劉娜
33歲那年,才有了他。他是父親唯一的孩子,但他從來沒有被父親表揚過。從他記事起,父親留給他的印象就是嚴肅、節儉、嚴厲。紅旗底下長大的父親信奉:男孩子只有吃過苦,才會有出息。
父親看不慣他的所有行為:吃飯不小心掉幾粒米,就斥責他浪費糧食; 他考了好成績,父親總是嘲諷:“別高興太早,下次不一定考啥樣。”在父親眼中,他就是一個好大喜功的膽小鬼。他也一度認為父親是世界上最討厭的人。
打擊和對抗、生疏與逃離,是他和父親之間長久而恒定的狀態。父親覺得他渾身是缺點,他覺得父親永遠是敵人,處處和他作對。
父親說,男孩子最好念理科,他偏不聽,一意孤行地選擇了不擅長的文科。父親說,男孩子要先立業再成家,他偏不聽,大學一畢業就和戀人結了婚,雖然當時身無分文。父親說,研究生畢業最好能考公務員,他偏不聽,研究生畢業后馬上進入一家外企上班。
后來,他張羅著在深圳買房。父親給了他一張銀行卡,語氣生硬地對他說:“這是我最后一次給你錢,混不出個人樣來,就別說是我兒子。”他被父親的話激怒,一下把銀行卡扔到地上。那天晚上,他從母親口中得知,那是父母全部的養老錢。母親對他說這些時,他感動又錯愕。他無法想象那個總是責罵他的男人會毫無保留地愛他。
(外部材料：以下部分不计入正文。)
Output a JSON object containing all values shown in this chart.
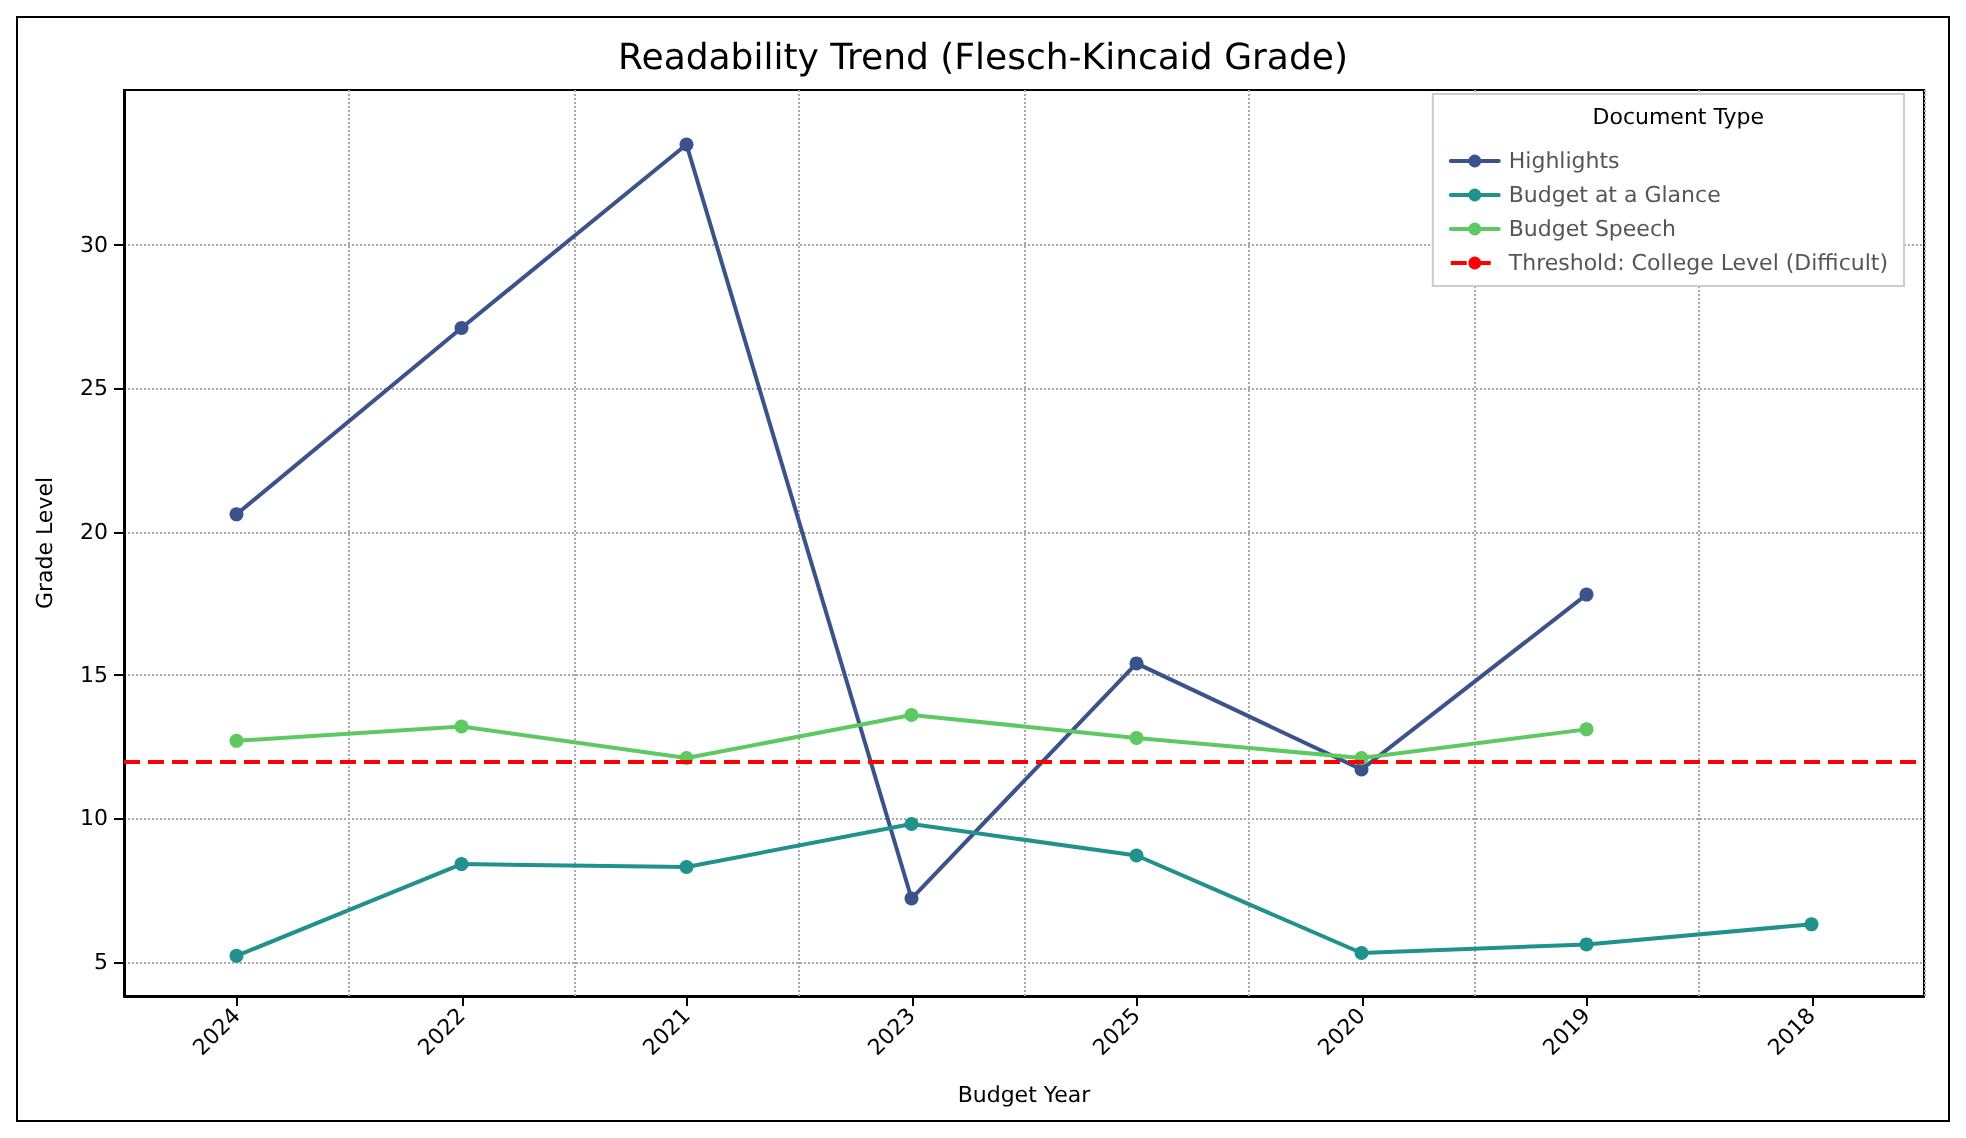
{
  "chart_data": {
    "type": "line",
    "title": "Readability Trend (Flesch-Kincaid Grade)",
    "xlabel": "Budget Year",
    "ylabel": "Grade Level",
    "legend_title": "Document Type",
    "categories": [
      "2024",
      "2022",
      "2021",
      "2023",
      "2025",
      "2020",
      "2019",
      "2018"
    ],
    "series": [
      {
        "name": "Highlights",
        "color": "#3b528b",
        "values": [
          20.6,
          27.1,
          33.5,
          7.2,
          15.4,
          11.7,
          17.8,
          null
        ]
      },
      {
        "name": "Budget at a Glance",
        "color": "#21918c",
        "values": [
          5.2,
          8.4,
          8.3,
          9.8,
          8.7,
          5.3,
          5.6,
          6.3
        ]
      },
      {
        "name": "Budget Speech",
        "color": "#5ec962",
        "values": [
          12.7,
          13.2,
          12.1,
          13.6,
          12.8,
          12.1,
          13.1,
          null
        ]
      }
    ],
    "ylim": [
      3.8,
      35.4
    ],
    "yticks": [
      5,
      10,
      15,
      20,
      25,
      30
    ],
    "ref_lines": [
      {
        "axis": "y",
        "value": 12,
        "label": "Threshold: College Level (Difficult)",
        "color": "#ff0000",
        "line_style": "dashed"
      }
    ],
    "grid": true,
    "legend": "top right",
    "marker": "circle",
    "line_style": "solid"
  }
}
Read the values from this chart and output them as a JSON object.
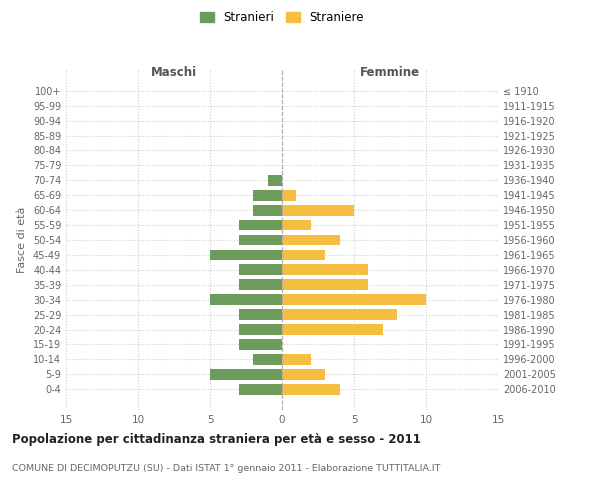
{
  "age_groups": [
    "100+",
    "95-99",
    "90-94",
    "85-89",
    "80-84",
    "75-79",
    "70-74",
    "65-69",
    "60-64",
    "55-59",
    "50-54",
    "45-49",
    "40-44",
    "35-39",
    "30-34",
    "25-29",
    "20-24",
    "15-19",
    "10-14",
    "5-9",
    "0-4"
  ],
  "birth_years": [
    "≤ 1910",
    "1911-1915",
    "1916-1920",
    "1921-1925",
    "1926-1930",
    "1931-1935",
    "1936-1940",
    "1941-1945",
    "1946-1950",
    "1951-1955",
    "1956-1960",
    "1961-1965",
    "1966-1970",
    "1971-1975",
    "1976-1980",
    "1981-1985",
    "1986-1990",
    "1991-1995",
    "1996-2000",
    "2001-2005",
    "2006-2010"
  ],
  "males": [
    0,
    0,
    0,
    0,
    0,
    0,
    1,
    2,
    2,
    3,
    3,
    5,
    3,
    3,
    5,
    3,
    3,
    3,
    2,
    5,
    3
  ],
  "females": [
    0,
    0,
    0,
    0,
    0,
    0,
    0,
    1,
    5,
    2,
    4,
    3,
    6,
    6,
    10,
    8,
    7,
    0,
    2,
    3,
    4
  ],
  "male_color": "#6d9b5b",
  "female_color": "#f5be41",
  "title": "Popolazione per cittadinanza straniera per età e sesso - 2011",
  "subtitle": "COMUNE DI DECIMOPUTZU (SU) - Dati ISTAT 1° gennaio 2011 - Elaborazione TUTTITALIA.IT",
  "xlabel_left": "Maschi",
  "xlabel_right": "Femmine",
  "ylabel_left": "Fasce di età",
  "legend_male": "Stranieri",
  "legend_female": "Straniere",
  "xlim": 15,
  "background_color": "#ffffff",
  "grid_color": "#cccccc"
}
為了混出個人樣來,30歲那年,他成立了自己的公司。整日的忙碌和應酬,讓他忽略了父母的健康。直到有一天,母親給他打來電話,說父親患上了食道癌。他猶豫著放下手頭的工作回到家鄉,在手術單上簽字, 推父親進手術室,陪父親熬過危險期。
看著曾經倔強又霸道的父親,此時像個無助的孩子,他第一次覺得父親有些可憐。父親慢慢地康復,終于又有力氣沖他發脾氣了:“回去,回去,放著公司的事不管,守著我干什么,我不想看見你。”一氣之下,他沒等父親出院就飛回了深圳。忙碌的間隙,他經常給父母打電話,但接電話的永遠是母親。他們父子之間,爭吵和指責,成為走近彼此、了解彼此的唯一方式。
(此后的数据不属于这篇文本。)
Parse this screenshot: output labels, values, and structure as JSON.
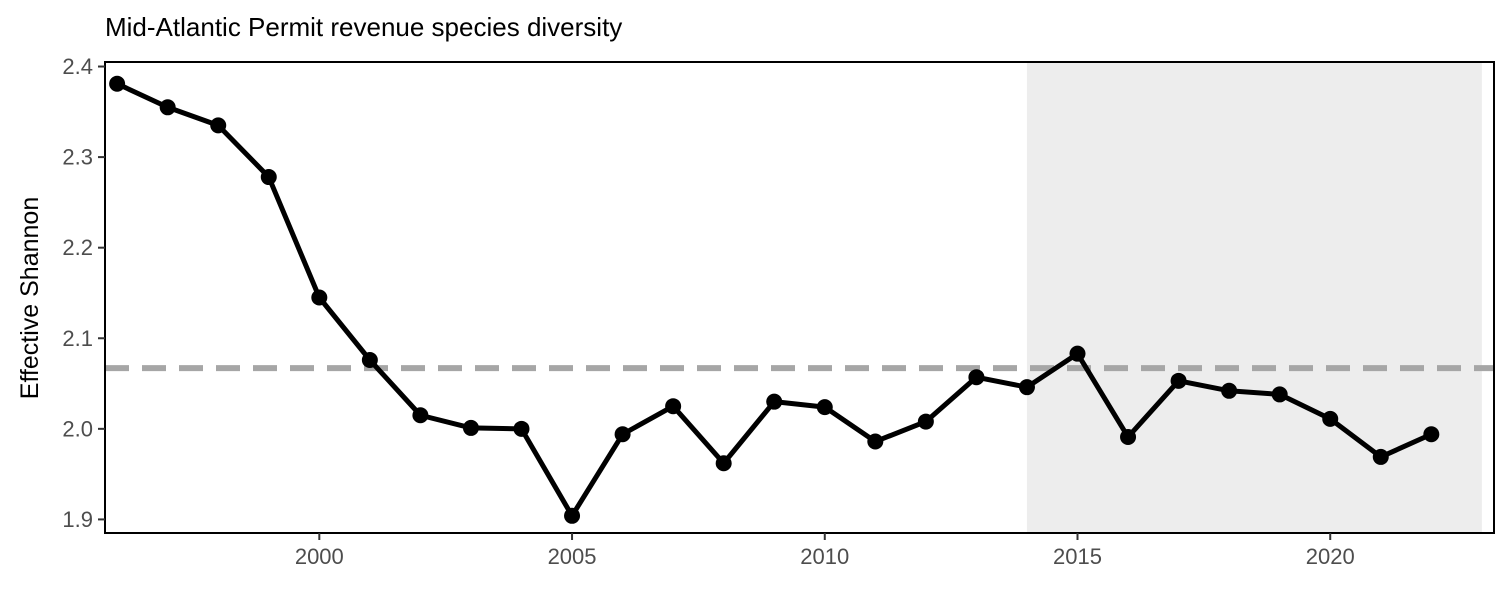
{
  "chart_data": {
    "type": "line",
    "title": "Mid-Atlantic Permit revenue species diversity",
    "xlabel": "",
    "ylabel": "Effective Shannon",
    "xlim": [
      1995.76,
      2023.24
    ],
    "ylim": [
      1.885,
      2.405
    ],
    "x_ticks": [
      "2000",
      "2005",
      "2010",
      "2015",
      "2020"
    ],
    "y_ticks": [
      "1.9",
      "2.0",
      "2.1",
      "2.2",
      "2.3",
      "2.4"
    ],
    "grid": false,
    "legend": "none",
    "reference_line": {
      "y": 2.067,
      "style": "dashed",
      "color": "#a6a6a6"
    },
    "shaded_region": {
      "x_start": 2014,
      "x_end": 2023,
      "color": "#ededed"
    },
    "series": [
      {
        "color": "#000000",
        "x": [
          1996,
          1997,
          1998,
          1999,
          2000,
          2001,
          2002,
          2003,
          2004,
          2005,
          2006,
          2007,
          2008,
          2009,
          2010,
          2011,
          2012,
          2013,
          2014,
          2015,
          2016,
          2017,
          2018,
          2019,
          2020,
          2021,
          2022
        ],
        "y": [
          2.381,
          2.355,
          2.335,
          2.278,
          2.145,
          2.076,
          2.015,
          2.001,
          2.0,
          1.904,
          1.994,
          2.025,
          1.962,
          2.03,
          2.024,
          1.986,
          2.008,
          2.057,
          2.046,
          2.083,
          1.991,
          2.053,
          2.042,
          2.038,
          2.011,
          1.969,
          1.994
        ]
      }
    ]
  }
}
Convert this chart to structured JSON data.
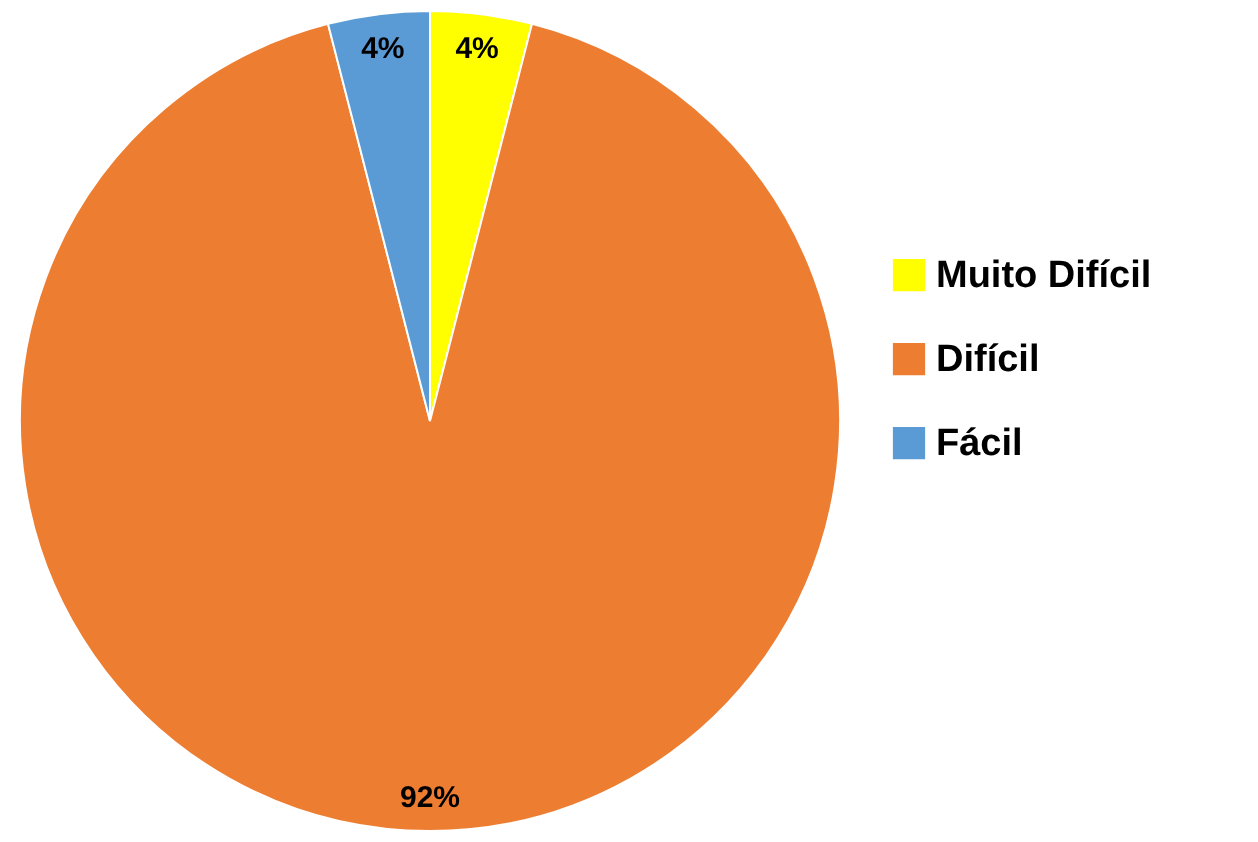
{
  "chart_data": {
    "type": "pie",
    "categories": [
      "Muito Difícil",
      "Difícil",
      "Fácil"
    ],
    "values": [
      4,
      92,
      4
    ],
    "colors": [
      "#ffff00",
      "#ed7d31",
      "#5b9bd5"
    ],
    "value_labels": [
      "4%",
      "92%",
      "4%"
    ],
    "legend": "right"
  }
}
去年9月,他忽然接到母親的電話:父親再次犯病,已經陷入昏迷狀態。他立即飛回家。“兒子回來看你了。”母親趴在父親耳邊說。父親慢慢睜開了眼睛,想抬起右手去摸他的手。他握住父親干枯的手,喊了一聲“爸”。淚水順著父親的眼角流出來,淌到枕頭上。
父親走后,他發現了父親20多本日記。他打開日記,一頁一頁地讀下去,才發現日記里面記滿了他的成長,他讀到淚流滿面。
他出生那天,父親寫道:“5月18日晚上8時,兒子出生。看著小小的他,我忍不住一次次熱淚盈眶。感謝上蒼,讓我成為父親。這是一個神圣的稱呼,是要用一輩子履行的職責。今后,我不僅要教他成才,更要教育他成人。”
他上小學那天,父親寫道:“9月1日,兒子希望媽媽送他去學校,我讓他一個人去。放手與目送,成長和獨立,是父母和子女的必修課,要盡早修完。”
他考上重點中學那天,父親寫道:“兒子收到了一中的錄取通知書,我為他驕傲。但是前方還有很長的路等著他,笑到最后的人才能笑得最甜。所以在他面前,我未曾流露出來半點喜悅。”
他考上大學那天,父親寫道:“我的兒子考上了南京大學。雖然他沒聽從我的意見,執意學了文科,我還是為他高興。只要他喜歡就好。很想表揚他抱一抱他,最終還是放棄,他一定不會接受吧。”
他結婚那天,父親寫道:“看著一臉稚氣的他,就這樣成了一家之主,內心充滿喜悅,但更多的是不舍和不安。圍城已進,初心難守,希望他不辜負把整個青春都給了他的女孩。”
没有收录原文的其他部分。